Even though the Celtics have a lot of new faces, don’t think for a minute that their emphasis on great ball movement will disappear now that Irving is in town. The Celtics benefited heavily from Isaiah Thomas’ ability to break down defenders off the dribble. But in adding Irving, the Celtics have arguably the league’s best player at getting to the rim past opponents off the dribble. That skill, combined with a roster built on sharing the ball, will keep defenses guessing as to how the Celtics will attack.

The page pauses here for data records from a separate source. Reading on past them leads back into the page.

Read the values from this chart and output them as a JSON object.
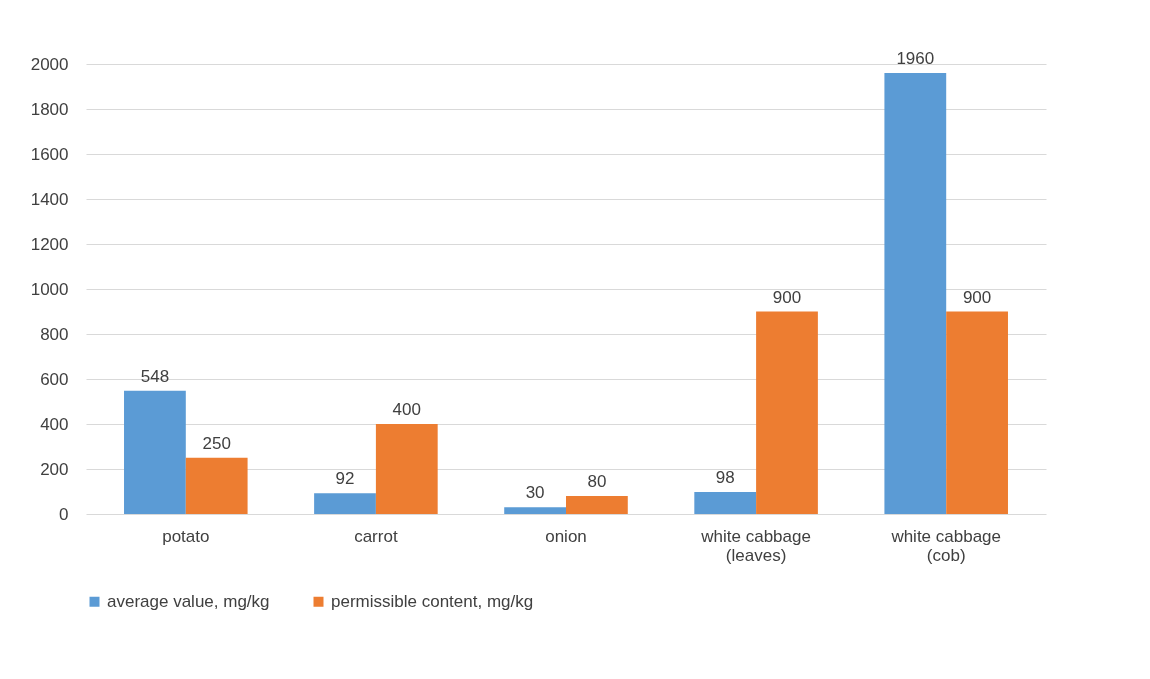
{
  "chart_data": {
    "type": "bar",
    "categories": [
      "potato",
      "carrot",
      "onion",
      "white cabbage (leaves)",
      "white cabbage (cob)"
    ],
    "series": [
      {
        "name": "average value, mg/kg",
        "color": "#5b9bd5",
        "values": [
          548,
          92,
          30,
          98,
          1960
        ]
      },
      {
        "name": "permissible content, mg/kg",
        "color": "#ed7d31",
        "values": [
          250,
          400,
          80,
          900,
          900
        ]
      }
    ],
    "ylim": [
      0,
      2000
    ],
    "yticks": [
      0,
      200,
      400,
      600,
      800,
      1000,
      1200,
      1400,
      1600,
      1800,
      2000
    ],
    "grid": "y",
    "legend": "bottom",
    "data_labels": true
  }
}
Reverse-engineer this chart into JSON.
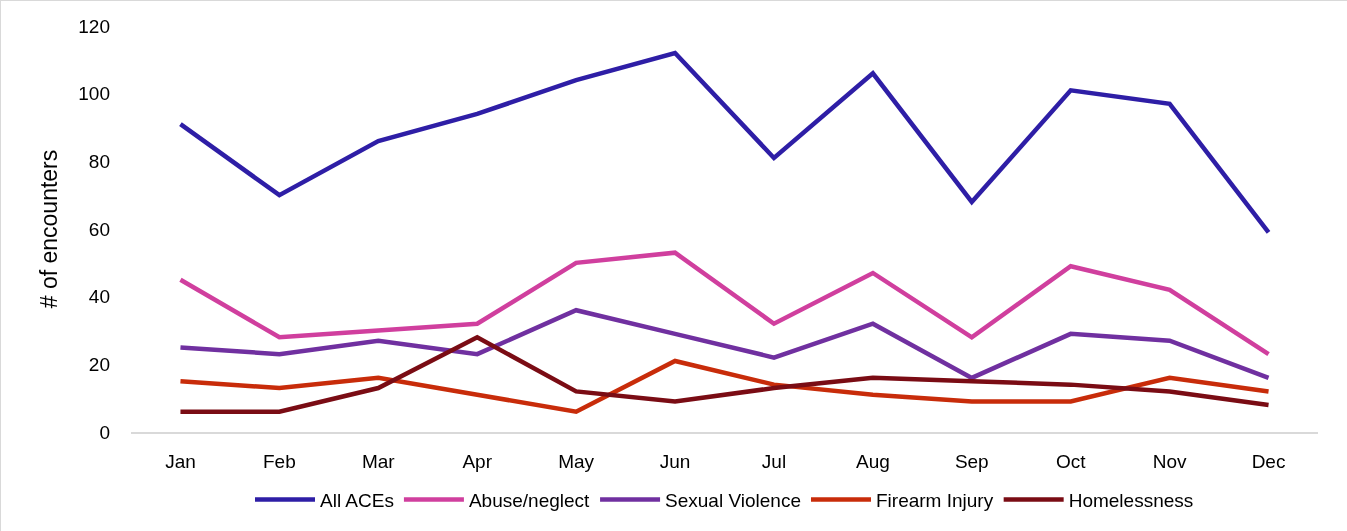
{
  "chart_data": {
    "type": "line",
    "ylabel": "# of encounters",
    "categories": [
      "Jan",
      "Feb",
      "Mar",
      "Apr",
      "May",
      "Jun",
      "Jul",
      "Aug",
      "Sep",
      "Oct",
      "Nov",
      "Dec"
    ],
    "series": [
      {
        "name": "All ACEs",
        "color": "#2e1ea6",
        "values": [
          91,
          70,
          86,
          94,
          104,
          112,
          81,
          106,
          68,
          101,
          97,
          59
        ]
      },
      {
        "name": "Abuse/neglect",
        "color": "#d03f9e",
        "values": [
          45,
          28,
          30,
          32,
          50,
          53,
          32,
          47,
          28,
          49,
          42,
          23
        ]
      },
      {
        "name": "Sexual Violence",
        "color": "#7030a0",
        "values": [
          25,
          23,
          27,
          23,
          36,
          29,
          22,
          32,
          16,
          29,
          27,
          16
        ]
      },
      {
        "name": "Firearm Injury",
        "color": "#c82c0a",
        "values": [
          15,
          13,
          16,
          11,
          6,
          21,
          14,
          11,
          9,
          9,
          16,
          12
        ]
      },
      {
        "name": "Homelessness",
        "color": "#7a0c14",
        "values": [
          6,
          6,
          13,
          28,
          12,
          9,
          13,
          16,
          15,
          14,
          12,
          8
        ]
      }
    ],
    "ylim": [
      0,
      120
    ],
    "yticks": [
      0,
      20,
      40,
      60,
      80,
      100,
      120
    ],
    "grid": false,
    "legend": "bottom",
    "marker": "none",
    "line_style": "solid"
  }
}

3. Celtics’ present, future
If Irving had kept quiet about wanting to be out of Cleveland, the Cavaliers future would still be a murky one. LeBron James is expected to hit the free agent market next summer and has given Cleveland no indication as to what he wants to do beyond this season. In leaving Cleveland, Irving now finds himself on another team that has legitimate visions of making a deep playoff run. Still, unlike Cleveland, Irving is now on a roster that’s built to compete now as well as into the near future with a core of Irving, Gordon Hayward and Al Horford locked up for at least two more seasons, not to mention promising young players like Jaylen Brown and Jayson Tatum.
2. Celtics front office
When Cavs owner Dan Gilbert parted ways with then-GM David Griffin, it spelled the end of what was a promising relationship. In three seasons with Griffin as the orchestrator of the roster, Cleveland won an NBA title and advanced to the Finals in the other two seasons. To send a league executive with that track record for success packing certainly has to raise a few eyebrows. In Boston, Danny Ainge has a small but effective group of executives who have shown the ability to build a title winner and rebuild it to the point where they’re back in the chase just four years later with a completely revamped roster. Irving knows he’s part of an organization that’s not only about winning but allowing folks to do what they do best in order to keep the train of success rolling along.
1. Coach Brad Stevens
Brad Stevens was instrumental in helping the Celtics land Gordon Hayward, and his role will be paramount to Irving’s success with the Celtics. Stevens has been high on ball movement and strong defense since taking over in 2013 – neither of which necessarily plays to Irving’s strengths. But Stevens has proven himself capable of winning over players in large part because of his consistency both in his words, actions and presence. And it is that presence, more than anything else, that will help smooth the transition for Irving to Boston. In six seasons, Irving has had four different coaches, and that doesn’t include Mike Brown serving two separate stints as the Cavs' head man. Stevens isn’t going anywhere, anytime soon. For a player with Irving’s talent, having that kind of stability on the sideline will go far in him figuring out sooner rather than later what Stevens will need from him to be successful.